A brain drain for Ireland as economy buckles
“The economic crisis didn't just appear 'because of America,' as I've heard many-a supposedly educated person say. Our country is the way it is now because of the people in it. We created the mess,” he says.
“Mistakes were made, trusted professionals committed spectacular errors of judgment. Their legacy is there for all to see at the moment.”
Eoin recently got offered a job with FOX Soccer Channel as an anchor and reporter in Winnipeg. This Irish export will be broadcast nightly across the U.S. and Canada on FOX. Yet another Irish graduate that got away.
For many of us ex-pats the prospect of returning home to become another statistic in the dole queue is not very appealing.
Eimear graduated with a degree in journalism from Dublin City University and spent the last year living in New York City. She interned with a publishing house while in New York, and admits that the job market here in New York is also very competitive.
“There's fierce competition for internships in New York, but there's also so many opportunities that it's hard to get disheartened -- there's always something else to apply for,” she feels.
“And there's so much variety that you can really specialize and do what you love.
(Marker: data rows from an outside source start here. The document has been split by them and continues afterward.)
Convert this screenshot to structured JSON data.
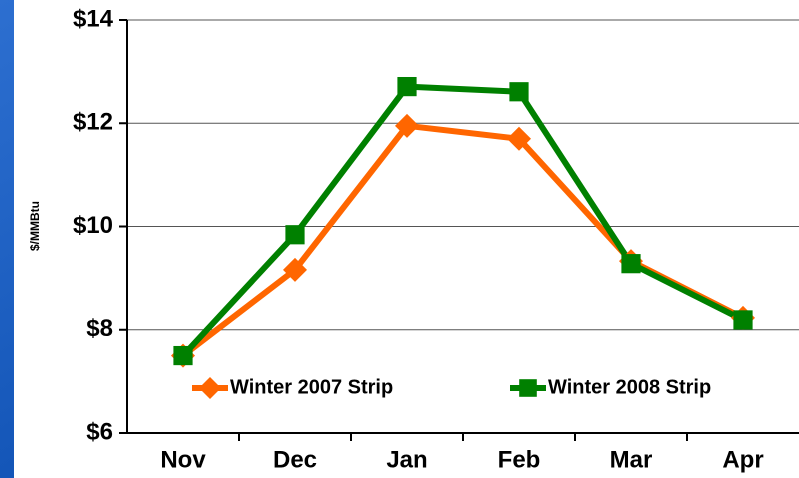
{
  "chart_data": {
    "type": "line",
    "y_label": "$/MMBtu",
    "categories": [
      "Nov",
      "Dec",
      "Jan",
      "Feb",
      "Mar",
      "Apr"
    ],
    "series": [
      {
        "name": "Winter 2007 Strip",
        "color": "#ff6600",
        "marker": "diamond",
        "values": [
          7.5,
          9.16,
          11.95,
          11.7,
          9.33,
          8.23
        ]
      },
      {
        "name": "Winter 2008 Strip",
        "color": "#008000",
        "marker": "square",
        "values": [
          7.5,
          9.84,
          12.71,
          12.61,
          9.28,
          8.19
        ]
      }
    ],
    "ylim": [
      6,
      14
    ],
    "yticks": [
      {
        "value": 6,
        "label": "$6"
      },
      {
        "value": 8,
        "label": "$8"
      },
      {
        "value": 10,
        "label": "$10"
      },
      {
        "value": 12,
        "label": "$12"
      },
      {
        "value": 14,
        "label": "$14"
      }
    ],
    "grid": true,
    "legend": "bottom"
  }
}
The flipside to the thriving internship culture is that paid jobs are really hard to come by.”
She recently returned home to Ireland. Not disheartened by the lack of career opportunities, she is currently job-hunting.
“Right now, I'm sending my CV everywhere -- publishing houses, arts organizations, bookshops. There isn't much being advertised but I'm hoping I'll just be lucky with timing,” Eimear says.
“I'll move anywhere in the country I can get a job. Next year, I hope to do an MA in creative writing.”
Due to the lack of job stimulus in Ireland, there is a common consensus among many of my Irish friends abroad that home has very little to offer us. I sincerely hope that this will change in the future.
So for now my five year plan is on hold. I’m content busing tables, pouring Cosmos and listening to Americans tell me about their Irish heritage when they order a Smithwicks.
In an Irish context, it seems that the next rung on my career ladder remains unattainable. My generation was fortunate enough to have been given access to world class education, to have grown up in the boom era but the country that gave us so much cannot provide us with the one thing we really need -- opportunity.